Prowling around the Port (Part Three)

I got another chance during the last week of December, 2022 to do a little more exploring along the Embarcadero, probably my favorite street in San Francisco. You can still experience a lot of the old-time atmosphere during the days when San Francisco was a larger port city than Oakland when you walk along the street. If you close your eyes, you can hear foghorns, trains passing, and the loud voices of the long-ago port workers. That’s probably because you can still hear foghorns during thick fog, the F Line streetcars are always rattling past, and there’s more people walking along the Embarcadero now than there ever was in the past, and they can be just as loud as the longshoremen unloading ships. The vintage pictures are from the San Francisco Public Linrary Archives. (Thumbnail images)

Pier 19 and the old Belt Line railroad tracks during the 1930s:

I know it was a convenient way to get to Downtown SF, Chinatown and North Beach, but what a blight the Embarcadero Freeway was on the landscape.

In case you ever wondered what people in front of the Viallancourt Fountain during the 1970s looked like, and who hasn’t? The fountain gets a lot criticism for being ugly because it looks like the entrails of a giant cement robot, but I like it.

One block south of the Ferry Building during the 1950s: The Johnson’s Café and Naval Uniforms buildings are gone, but the Audiffred Building on the right is still around.

This old strip of buildings that ran from Market Street to Mission, between Steuart Street and the Embarcadero, was demolished during the 1960s.

100 Drumm Street, then, and where it would have been today. I know the area had to change, but you don’t see Americana, like in the old picture, much around San Francisco anymore.






3 thoughts on “Prowling around the Port (Part Three)

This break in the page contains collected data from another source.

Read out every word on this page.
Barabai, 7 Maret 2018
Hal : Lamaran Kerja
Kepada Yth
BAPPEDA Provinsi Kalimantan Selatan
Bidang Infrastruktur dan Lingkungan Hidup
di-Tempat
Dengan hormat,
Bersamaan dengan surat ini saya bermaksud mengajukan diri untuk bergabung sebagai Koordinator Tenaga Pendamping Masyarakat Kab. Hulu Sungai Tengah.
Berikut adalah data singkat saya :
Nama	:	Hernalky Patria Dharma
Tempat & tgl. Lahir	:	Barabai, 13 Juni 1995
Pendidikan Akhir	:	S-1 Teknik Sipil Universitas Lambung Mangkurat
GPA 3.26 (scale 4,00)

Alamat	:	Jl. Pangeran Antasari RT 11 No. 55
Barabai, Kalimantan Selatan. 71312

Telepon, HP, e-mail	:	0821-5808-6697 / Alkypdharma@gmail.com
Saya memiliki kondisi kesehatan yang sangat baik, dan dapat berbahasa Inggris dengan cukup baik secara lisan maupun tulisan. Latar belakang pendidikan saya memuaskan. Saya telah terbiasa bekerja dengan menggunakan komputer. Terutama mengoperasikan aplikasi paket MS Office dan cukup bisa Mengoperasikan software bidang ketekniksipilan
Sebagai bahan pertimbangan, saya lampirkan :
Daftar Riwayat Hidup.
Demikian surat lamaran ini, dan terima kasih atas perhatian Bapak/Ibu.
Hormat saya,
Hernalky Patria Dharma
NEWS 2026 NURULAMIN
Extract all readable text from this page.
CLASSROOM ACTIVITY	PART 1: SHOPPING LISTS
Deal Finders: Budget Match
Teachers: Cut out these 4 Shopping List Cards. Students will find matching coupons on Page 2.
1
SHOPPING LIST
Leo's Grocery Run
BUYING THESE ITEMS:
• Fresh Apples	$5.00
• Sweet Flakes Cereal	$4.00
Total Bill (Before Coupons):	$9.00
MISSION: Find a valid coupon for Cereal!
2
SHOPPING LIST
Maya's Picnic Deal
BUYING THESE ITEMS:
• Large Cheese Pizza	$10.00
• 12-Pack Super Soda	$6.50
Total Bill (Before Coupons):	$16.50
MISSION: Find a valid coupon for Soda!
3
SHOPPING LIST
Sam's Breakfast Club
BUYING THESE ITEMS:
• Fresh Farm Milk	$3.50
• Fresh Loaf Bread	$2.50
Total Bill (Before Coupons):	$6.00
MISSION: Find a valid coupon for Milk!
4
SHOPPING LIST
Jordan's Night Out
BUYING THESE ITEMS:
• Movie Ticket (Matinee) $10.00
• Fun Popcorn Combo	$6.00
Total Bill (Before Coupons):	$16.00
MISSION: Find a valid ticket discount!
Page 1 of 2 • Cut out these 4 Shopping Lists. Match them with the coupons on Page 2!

  • A few smaller fountains of the same style as that of the Viallancourt Fountain inhabited downtown San Jose, but I can not remember where they were. They were so similar that I would guess that they were designed by the same artist or artists. They might have been where San Carlos Street became a pedestrian mall through San Jose State University. It is odd how some of my generation remember them, but can not remember where they were. Like so many of the assets of San Jose, they did not last for long. I remember them prior to 1980, but not afterward. You know, although I did not like what they looked like, they were quite stylish, and would still be stylish if they were there now. It is saddening that so much gets eliminated because it gets old, but before it gets appealingly old. Victorian homes were new once, and many did not survive middle age. Well, I could rant on that for a while.
    I can sort of see why the people of San Francisco were concerned about the prominence of the Canary Island date palms. I do like them; but there are quite a few for San Francisco.

    • Interesting, Tony. I looked up information on the artist who designed the fountain, Amand Vaillancourt, who’s 93 and still around, but couldn’t get any info on whether he designed any other similar fountains in the Bay Area. Also, the Canary Island palm trees run from the baseball park where the Giants play to almost Fisherman’s Wharf. They’re certainly better to look at than monstrosities like the Embarcadero Freeway, but along the old shipping area north of the Ferry Building, they sometimes look out of place, to me.

      • Yes, I get it. I happen to be quite fond of those stately palms. However, to me, their ‘style’ in such abundance seems to be a bit non compliant with that part of San Francisco. I think that they would be more appealing if they were not quite so numerous.